The 58 well challenge

An engi­neer­ing club at Mon­tana State Uni­ver­sity had an immense chal­lenge. Build wells for each of the 58 school dis­tricts in Khwis­ero, Kenya.

The stu­dents had no idea where to start, but have come around to build six wells so far. Future classes of the engi­neer­ing club will con­tinue the work.

From the Boze­man Daily Chron­i­cle, writer Gail Schont­zler describes the joy that one such well brought to a village.

Fresh, clean water gushed from the new water pump, and J.J. Larsen took a drink.

Obu­layi muno,” which means “very good” in Kiluhya, he said to the Kenyan vil­lagers gath­ered around him. “They all cheered.”

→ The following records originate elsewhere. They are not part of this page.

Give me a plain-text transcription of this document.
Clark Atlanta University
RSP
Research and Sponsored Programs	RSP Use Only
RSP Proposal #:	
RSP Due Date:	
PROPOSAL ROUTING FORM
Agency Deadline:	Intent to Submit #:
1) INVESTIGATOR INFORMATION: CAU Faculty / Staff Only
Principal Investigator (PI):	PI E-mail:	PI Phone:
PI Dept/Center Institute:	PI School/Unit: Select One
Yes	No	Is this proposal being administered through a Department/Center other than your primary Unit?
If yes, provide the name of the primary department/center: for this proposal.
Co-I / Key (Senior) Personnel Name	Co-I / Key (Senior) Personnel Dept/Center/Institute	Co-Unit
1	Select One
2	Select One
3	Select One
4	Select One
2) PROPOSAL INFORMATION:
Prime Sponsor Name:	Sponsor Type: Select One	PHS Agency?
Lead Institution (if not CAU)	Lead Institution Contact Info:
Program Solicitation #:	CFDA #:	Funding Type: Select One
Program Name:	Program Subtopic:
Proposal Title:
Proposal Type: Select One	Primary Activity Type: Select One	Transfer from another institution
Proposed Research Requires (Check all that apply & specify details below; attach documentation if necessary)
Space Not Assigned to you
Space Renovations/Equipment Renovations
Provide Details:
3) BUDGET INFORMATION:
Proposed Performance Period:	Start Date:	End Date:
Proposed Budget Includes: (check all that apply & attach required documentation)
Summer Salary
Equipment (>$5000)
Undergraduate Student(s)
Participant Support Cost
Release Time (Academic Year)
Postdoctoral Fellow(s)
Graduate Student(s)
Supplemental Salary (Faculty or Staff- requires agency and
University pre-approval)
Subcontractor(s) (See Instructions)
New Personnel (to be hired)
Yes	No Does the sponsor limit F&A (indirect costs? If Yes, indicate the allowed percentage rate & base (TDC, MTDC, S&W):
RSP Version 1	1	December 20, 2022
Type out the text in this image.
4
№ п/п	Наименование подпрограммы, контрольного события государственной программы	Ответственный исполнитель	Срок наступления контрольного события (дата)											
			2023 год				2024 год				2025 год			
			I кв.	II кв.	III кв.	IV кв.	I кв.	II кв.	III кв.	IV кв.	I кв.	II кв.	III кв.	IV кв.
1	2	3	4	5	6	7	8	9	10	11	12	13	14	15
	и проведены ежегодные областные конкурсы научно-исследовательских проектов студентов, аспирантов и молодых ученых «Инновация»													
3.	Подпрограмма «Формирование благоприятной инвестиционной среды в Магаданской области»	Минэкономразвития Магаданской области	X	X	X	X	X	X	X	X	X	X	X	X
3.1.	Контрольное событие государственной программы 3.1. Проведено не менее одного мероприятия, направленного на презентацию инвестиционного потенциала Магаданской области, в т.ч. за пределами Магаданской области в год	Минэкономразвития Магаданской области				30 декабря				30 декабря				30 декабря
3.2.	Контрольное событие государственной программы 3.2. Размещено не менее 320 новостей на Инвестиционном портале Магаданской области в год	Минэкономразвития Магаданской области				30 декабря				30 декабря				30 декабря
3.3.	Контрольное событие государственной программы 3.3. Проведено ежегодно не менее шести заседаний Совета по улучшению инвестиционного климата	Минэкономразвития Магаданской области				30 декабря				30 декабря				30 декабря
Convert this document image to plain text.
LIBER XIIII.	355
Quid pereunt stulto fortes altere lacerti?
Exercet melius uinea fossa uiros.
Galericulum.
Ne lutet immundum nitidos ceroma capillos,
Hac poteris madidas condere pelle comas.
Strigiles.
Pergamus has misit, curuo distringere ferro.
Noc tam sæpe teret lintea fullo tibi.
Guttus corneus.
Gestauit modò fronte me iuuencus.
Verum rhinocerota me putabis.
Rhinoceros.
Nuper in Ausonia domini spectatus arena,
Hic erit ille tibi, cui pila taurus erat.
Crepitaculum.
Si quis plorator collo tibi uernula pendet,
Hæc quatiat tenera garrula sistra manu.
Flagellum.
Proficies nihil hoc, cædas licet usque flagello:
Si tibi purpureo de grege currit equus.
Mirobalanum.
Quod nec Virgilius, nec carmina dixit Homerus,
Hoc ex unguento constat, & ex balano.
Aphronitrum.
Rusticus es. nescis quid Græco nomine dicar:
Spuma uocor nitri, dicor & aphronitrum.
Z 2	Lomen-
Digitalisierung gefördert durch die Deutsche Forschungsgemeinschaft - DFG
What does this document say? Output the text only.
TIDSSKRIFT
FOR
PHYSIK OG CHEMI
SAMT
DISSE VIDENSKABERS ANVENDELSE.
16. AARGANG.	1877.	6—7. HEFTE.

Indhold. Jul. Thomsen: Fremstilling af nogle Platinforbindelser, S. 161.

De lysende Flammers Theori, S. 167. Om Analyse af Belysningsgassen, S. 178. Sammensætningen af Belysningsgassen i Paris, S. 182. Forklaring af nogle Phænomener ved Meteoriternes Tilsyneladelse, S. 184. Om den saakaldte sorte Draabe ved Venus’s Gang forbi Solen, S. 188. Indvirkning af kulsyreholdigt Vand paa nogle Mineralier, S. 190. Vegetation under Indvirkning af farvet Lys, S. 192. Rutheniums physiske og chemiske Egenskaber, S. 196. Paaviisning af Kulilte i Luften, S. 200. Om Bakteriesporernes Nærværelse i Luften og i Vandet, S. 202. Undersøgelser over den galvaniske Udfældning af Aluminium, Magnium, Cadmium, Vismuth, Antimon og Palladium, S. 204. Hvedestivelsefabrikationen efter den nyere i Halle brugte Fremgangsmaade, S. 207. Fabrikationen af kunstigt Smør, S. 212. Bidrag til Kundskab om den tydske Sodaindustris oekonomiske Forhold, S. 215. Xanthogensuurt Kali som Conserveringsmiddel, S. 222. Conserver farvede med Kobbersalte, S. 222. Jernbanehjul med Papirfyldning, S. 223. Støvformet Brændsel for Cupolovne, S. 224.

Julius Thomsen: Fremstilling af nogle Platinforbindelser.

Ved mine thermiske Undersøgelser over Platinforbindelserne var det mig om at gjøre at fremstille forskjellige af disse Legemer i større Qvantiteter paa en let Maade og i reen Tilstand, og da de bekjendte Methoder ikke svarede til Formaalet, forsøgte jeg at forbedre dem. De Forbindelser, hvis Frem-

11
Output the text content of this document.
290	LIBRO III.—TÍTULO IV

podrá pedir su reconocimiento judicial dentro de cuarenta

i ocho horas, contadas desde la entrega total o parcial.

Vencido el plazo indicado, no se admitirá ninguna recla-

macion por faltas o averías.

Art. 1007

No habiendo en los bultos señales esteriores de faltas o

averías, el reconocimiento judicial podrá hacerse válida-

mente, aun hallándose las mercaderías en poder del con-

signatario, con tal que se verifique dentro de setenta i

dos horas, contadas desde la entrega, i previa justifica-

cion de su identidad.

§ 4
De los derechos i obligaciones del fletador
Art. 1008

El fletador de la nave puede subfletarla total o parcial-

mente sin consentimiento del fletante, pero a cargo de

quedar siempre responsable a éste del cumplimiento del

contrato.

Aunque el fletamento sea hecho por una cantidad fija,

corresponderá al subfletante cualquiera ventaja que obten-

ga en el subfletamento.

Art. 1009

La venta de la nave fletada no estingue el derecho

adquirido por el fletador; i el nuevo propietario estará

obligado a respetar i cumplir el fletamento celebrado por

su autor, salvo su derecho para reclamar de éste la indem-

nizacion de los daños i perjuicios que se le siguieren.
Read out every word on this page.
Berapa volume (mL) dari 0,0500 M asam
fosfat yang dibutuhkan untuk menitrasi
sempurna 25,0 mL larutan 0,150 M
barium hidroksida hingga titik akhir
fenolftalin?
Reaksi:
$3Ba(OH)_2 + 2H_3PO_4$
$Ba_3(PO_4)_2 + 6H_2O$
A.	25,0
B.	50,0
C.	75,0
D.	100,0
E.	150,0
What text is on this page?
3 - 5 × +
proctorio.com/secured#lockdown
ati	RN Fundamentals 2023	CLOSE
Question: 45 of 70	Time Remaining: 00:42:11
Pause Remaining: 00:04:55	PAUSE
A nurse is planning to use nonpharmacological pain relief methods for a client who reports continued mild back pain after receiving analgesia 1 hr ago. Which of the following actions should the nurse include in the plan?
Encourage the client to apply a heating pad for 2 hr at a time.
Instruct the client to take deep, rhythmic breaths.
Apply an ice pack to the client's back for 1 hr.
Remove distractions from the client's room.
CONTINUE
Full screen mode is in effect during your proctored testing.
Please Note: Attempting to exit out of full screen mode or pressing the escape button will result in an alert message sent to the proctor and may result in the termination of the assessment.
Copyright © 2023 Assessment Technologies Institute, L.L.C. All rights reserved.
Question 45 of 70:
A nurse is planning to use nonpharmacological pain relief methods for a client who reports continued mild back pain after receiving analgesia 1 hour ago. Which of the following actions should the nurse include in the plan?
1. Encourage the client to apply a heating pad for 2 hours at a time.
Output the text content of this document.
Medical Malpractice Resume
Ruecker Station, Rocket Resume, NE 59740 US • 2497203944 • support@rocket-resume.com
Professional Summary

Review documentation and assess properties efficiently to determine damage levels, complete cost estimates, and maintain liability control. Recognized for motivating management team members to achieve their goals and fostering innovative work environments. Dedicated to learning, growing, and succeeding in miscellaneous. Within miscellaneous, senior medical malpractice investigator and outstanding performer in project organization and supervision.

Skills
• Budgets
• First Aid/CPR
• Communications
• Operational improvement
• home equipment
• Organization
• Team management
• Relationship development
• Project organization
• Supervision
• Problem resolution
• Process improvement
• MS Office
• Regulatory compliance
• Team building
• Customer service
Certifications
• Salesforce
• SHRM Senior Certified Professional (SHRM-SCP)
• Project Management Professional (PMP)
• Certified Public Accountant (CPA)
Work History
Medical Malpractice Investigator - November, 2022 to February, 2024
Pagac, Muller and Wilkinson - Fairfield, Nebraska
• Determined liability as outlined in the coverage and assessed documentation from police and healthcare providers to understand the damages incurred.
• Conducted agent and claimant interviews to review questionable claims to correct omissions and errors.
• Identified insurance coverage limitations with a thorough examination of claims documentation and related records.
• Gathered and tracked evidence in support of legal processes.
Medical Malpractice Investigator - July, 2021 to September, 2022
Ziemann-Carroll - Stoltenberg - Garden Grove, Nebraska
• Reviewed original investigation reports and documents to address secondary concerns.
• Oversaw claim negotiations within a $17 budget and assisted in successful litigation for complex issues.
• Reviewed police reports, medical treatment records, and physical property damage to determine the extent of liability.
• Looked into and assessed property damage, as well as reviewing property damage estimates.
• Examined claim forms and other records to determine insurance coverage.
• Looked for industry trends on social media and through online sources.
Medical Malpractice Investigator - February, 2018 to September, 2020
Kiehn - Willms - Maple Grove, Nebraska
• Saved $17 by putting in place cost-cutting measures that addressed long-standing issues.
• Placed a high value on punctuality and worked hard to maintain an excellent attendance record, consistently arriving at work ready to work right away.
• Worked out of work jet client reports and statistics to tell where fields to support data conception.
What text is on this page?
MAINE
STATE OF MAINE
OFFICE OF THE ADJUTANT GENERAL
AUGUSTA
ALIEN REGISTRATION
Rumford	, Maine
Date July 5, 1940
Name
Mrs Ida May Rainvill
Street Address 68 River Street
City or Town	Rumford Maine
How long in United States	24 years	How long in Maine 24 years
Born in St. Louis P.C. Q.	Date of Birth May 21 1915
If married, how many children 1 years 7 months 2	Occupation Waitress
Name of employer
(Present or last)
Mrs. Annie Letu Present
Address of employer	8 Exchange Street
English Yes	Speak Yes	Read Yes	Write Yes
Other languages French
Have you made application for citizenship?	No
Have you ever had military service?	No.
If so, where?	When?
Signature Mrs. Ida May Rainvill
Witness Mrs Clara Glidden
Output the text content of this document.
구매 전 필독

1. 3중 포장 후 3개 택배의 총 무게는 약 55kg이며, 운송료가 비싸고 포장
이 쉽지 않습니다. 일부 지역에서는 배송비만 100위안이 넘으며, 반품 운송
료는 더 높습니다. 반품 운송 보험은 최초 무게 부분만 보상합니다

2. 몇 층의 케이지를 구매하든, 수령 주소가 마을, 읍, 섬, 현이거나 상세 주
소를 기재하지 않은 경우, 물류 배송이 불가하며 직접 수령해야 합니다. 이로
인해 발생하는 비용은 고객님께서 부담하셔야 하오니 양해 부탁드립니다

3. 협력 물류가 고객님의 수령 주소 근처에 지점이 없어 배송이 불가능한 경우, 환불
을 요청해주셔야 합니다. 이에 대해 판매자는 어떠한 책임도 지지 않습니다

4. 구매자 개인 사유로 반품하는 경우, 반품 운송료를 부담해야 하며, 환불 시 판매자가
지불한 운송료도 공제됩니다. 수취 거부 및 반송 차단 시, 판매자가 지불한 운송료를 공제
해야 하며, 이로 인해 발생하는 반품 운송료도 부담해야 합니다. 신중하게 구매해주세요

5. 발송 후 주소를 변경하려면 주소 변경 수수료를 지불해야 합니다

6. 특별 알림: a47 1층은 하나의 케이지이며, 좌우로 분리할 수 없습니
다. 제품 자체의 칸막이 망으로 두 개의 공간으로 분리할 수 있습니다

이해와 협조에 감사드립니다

And with that, the peo­ple of Mwisena cel­e­brated their new water well with speeches, danc­ing and a chicken feast.

The well is the sixth installed by stu­dents from the Engi­neers With­out Bor­ders chap­ter at Mon­tana State University.

Larsen, a 27-year-old from Seat­tle who just earned his master’s degree in mechan­i­cal engi­neer­ing from MSU, was co-project man­ager this sum­mer. He was one of 19 MSU stu­dents who trav­eled to Kenya to tackle one lit­tle part of the vast prob­lem of poverty in Africa.

The new well is another step toward the MSU stu­dents’ long-term goal of bring­ing clean water to all 58 pri­mary schools in the Khwis­ero dis­trict of west­ern Kenya.

Installing wells means vil­lagers no longer have to drink from muddy water­ing holes that can carry water-borne dis­eases. It means chil­dren, espe­cially girls, no longer have to miss out on hours of school while walk­ing miles to fetch water in cans car­ried on their heads.

Being a col­lege stu­dent, you can still make a dif­fer­ence some­where in the world,” Larsen said. “That just feels good, feels right.”

The MSU chap­ter of Engi­neers With­out Bor­ders has come a long ways in five years. When the first MSU stu­dents expressed inter­est in 2004, the national EWB handed them a huge assign­ment — answer a plea from Nairobi archi­tect Ronald Omy­onga to help chil­dren in his home dis­trict get clean water and a bet­ter chance at an education.

The stu­dents started from scratch, with no orga­ni­za­tion, no money and no idea where to begin.

Since then, stu­dents have learned a lot — how to get wells drilled, build latrines, col­lab­o­rate with Africans and raise money back home (each well costs $15,000 to $25,000). They have man­aged to build a stu­dent orga­ni­za­tion that keeps going, despite con­stant turnover and grad­u­a­tion, pass­ing on inspi­ra­tion and lessons learned to each new gen­er­a­tion of stu­dent members.

This sum­mer, in addi­tion to one new well, the MSU stu­dents installed two san­i­tary com­post­ing latrines, ran a health clinic, dis­trib­uted 200 eye­glasses, researched a water pipeline sys­tem and over­saw con­struc­tion of the group’s first bio-gas latrine, based on design work done last year by an MSU engi­neer­ing class.